Le terrain du potager ne devrait pas être concerné par le chantier. Le village de conteneurs, lui, le sera. Nous travaillons à trouver une localisation pérennes pour que ses activités puissent s’y développer.
Les services de l’Etat
Les services de l’État à la manœuvre confirment à Marsactu l’avancement du dossier : “Tant que l’enquête publique n’est pas terminée, le projet n’est pas définitif. Mais a priori le terrain du potager ne devrait pas être concerné par le chantier. Le village de conteneurs, lui, le sera. Nous travaillons à trouver une localisation pérenne pour que ses activités puissent s’y développer.”
“Quatre terrains ont été travaillés en réunion, dont deux semblent pouvoir être intéressants pour l’association”, indique en outre pour l’Etat, Jean-Philippe d’Issernio, directeur de la direction départementale des territoires et de la mer (DDTM). Air-Bel pourrait accueillir ce village du Talus, deuxième mouture. Une installation logique puisque les équipes ont développé des relations avec différents acteurs du quartier, notamment l’école primaire. Encore faut-il que les espaces idoines soient rapidement mis à disposition par la Ville alors que doivent démarrer là les chantiers de rénovation urbaine.
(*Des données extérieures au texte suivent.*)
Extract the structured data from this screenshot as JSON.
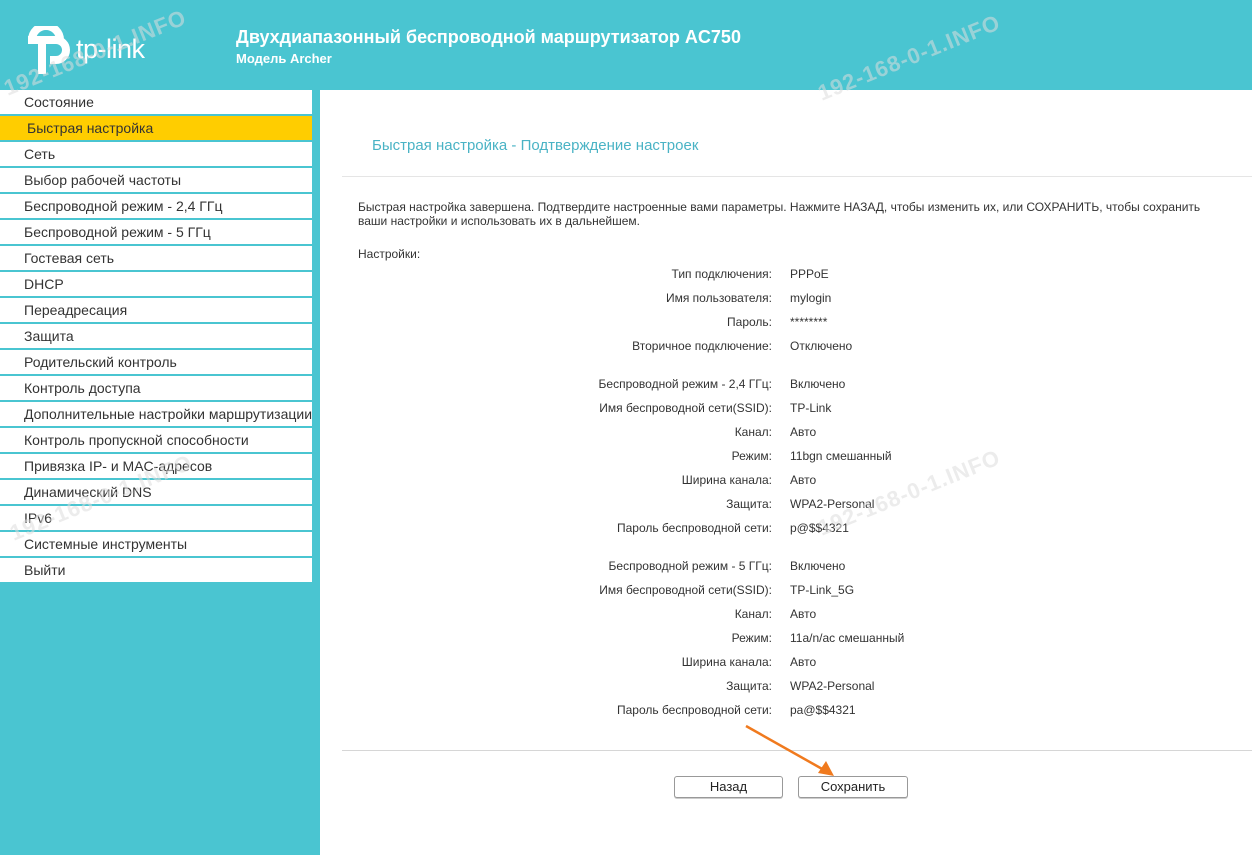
{
  "header": {
    "logo_text": "tp-link",
    "title": "Двухдиапазонный беспроводной маршрутизатор AC750",
    "model": "Модель Archer"
  },
  "sidebar": {
    "items": [
      {
        "label": "Состояние"
      },
      {
        "label": "Быстрая настройка",
        "active": true
      },
      {
        "label": "Сеть"
      },
      {
        "label": "Выбор рабочей частоты"
      },
      {
        "label": "Беспроводной режим - 2,4 ГГц"
      },
      {
        "label": "Беспроводной режим - 5 ГГц"
      },
      {
        "label": "Гостевая сеть"
      },
      {
        "label": "DHCP"
      },
      {
        "label": "Переадресация"
      },
      {
        "label": "Защита"
      },
      {
        "label": "Родительский контроль"
      },
      {
        "label": "Контроль доступа"
      },
      {
        "label": "Дополнительные настройки маршрутизации"
      },
      {
        "label": "Контроль пропускной способности"
      },
      {
        "label": "Привязка IP- и MAC-адресов"
      },
      {
        "label": "Динамический DNS"
      },
      {
        "label": "IPv6"
      },
      {
        "label": "Системные инструменты"
      },
      {
        "label": "Выйти"
      }
    ]
  },
  "main": {
    "title": "Быстрая настройка - Подтверждение настроек",
    "intro": "Быстрая настройка завершена. Подтвердите настроенные вами параметры. Нажмите НАЗАД, чтобы изменить их, или СОХРАНИТЬ, чтобы сохранить ваши настройки и использовать их в дальнейшем.",
    "settings_label": "Настройки:",
    "wan": [
      {
        "key": "Тип подключения:",
        "value": "PPPoE"
      },
      {
        "key": "Имя пользователя:",
        "value": "mylogin"
      },
      {
        "key": "Пароль:",
        "value": "********"
      },
      {
        "key": "Вторичное подключение:",
        "value": "Отключено"
      }
    ],
    "wifi24": [
      {
        "key": "Беспроводной режим - 2,4 ГГц:",
        "value": "Включено"
      },
      {
        "key": "Имя беспроводной сети(SSID):",
        "value": "TP-Link"
      },
      {
        "key": "Канал:",
        "value": "Авто"
      },
      {
        "key": "Режим:",
        "value": "11bgn смешанный"
      },
      {
        "key": "Ширина канала:",
        "value": "Авто"
      },
      {
        "key": "Защита:",
        "value": "WPA2-Personal"
      },
      {
        "key": "Пароль беспроводной сети:",
        "value": "p@$$4321"
      }
    ],
    "wifi5": [
      {
        "key": "Беспроводной режим - 5 ГГц:",
        "value": "Включено"
      },
      {
        "key": "Имя беспроводной сети(SSID):",
        "value": "TP-Link_5G"
      },
      {
        "key": "Канал:",
        "value": "Авто"
      },
      {
        "key": "Режим:",
        "value": "11a/n/ac смешанный"
      },
      {
        "key": "Ширина канала:",
        "value": "Авто"
      },
      {
        "key": "Защита:",
        "value": "WPA2-Personal"
      },
      {
        "key": "Пароль беспроводной сети:",
        "value": "pa@$$4321"
      }
    ],
    "buttons": {
      "back": "Назад",
      "save": "Сохранить"
    }
  },
  "watermark": "192-168-0-1.INFO",
  "colors": {
    "accent": "#4ac5d1",
    "active": "#ffcd00",
    "title": "#4ab3c5",
    "arrow": "#f07a1e"
  }
}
D’ici à là, au Talus on trépigne un peu d’impatience. Et on espère voir une nouvelle convention d’occupation rédigée avant la fin du premier semestre de cette année. La parcelle sur laquelle les conteneurs sont installées pourrait être investie par la SNCF dès 2025. Contactée, l’entreprise met en avant son devoir de réserve, imposé par l’enquête publique en cours, pour ne pas répondre à nos questions.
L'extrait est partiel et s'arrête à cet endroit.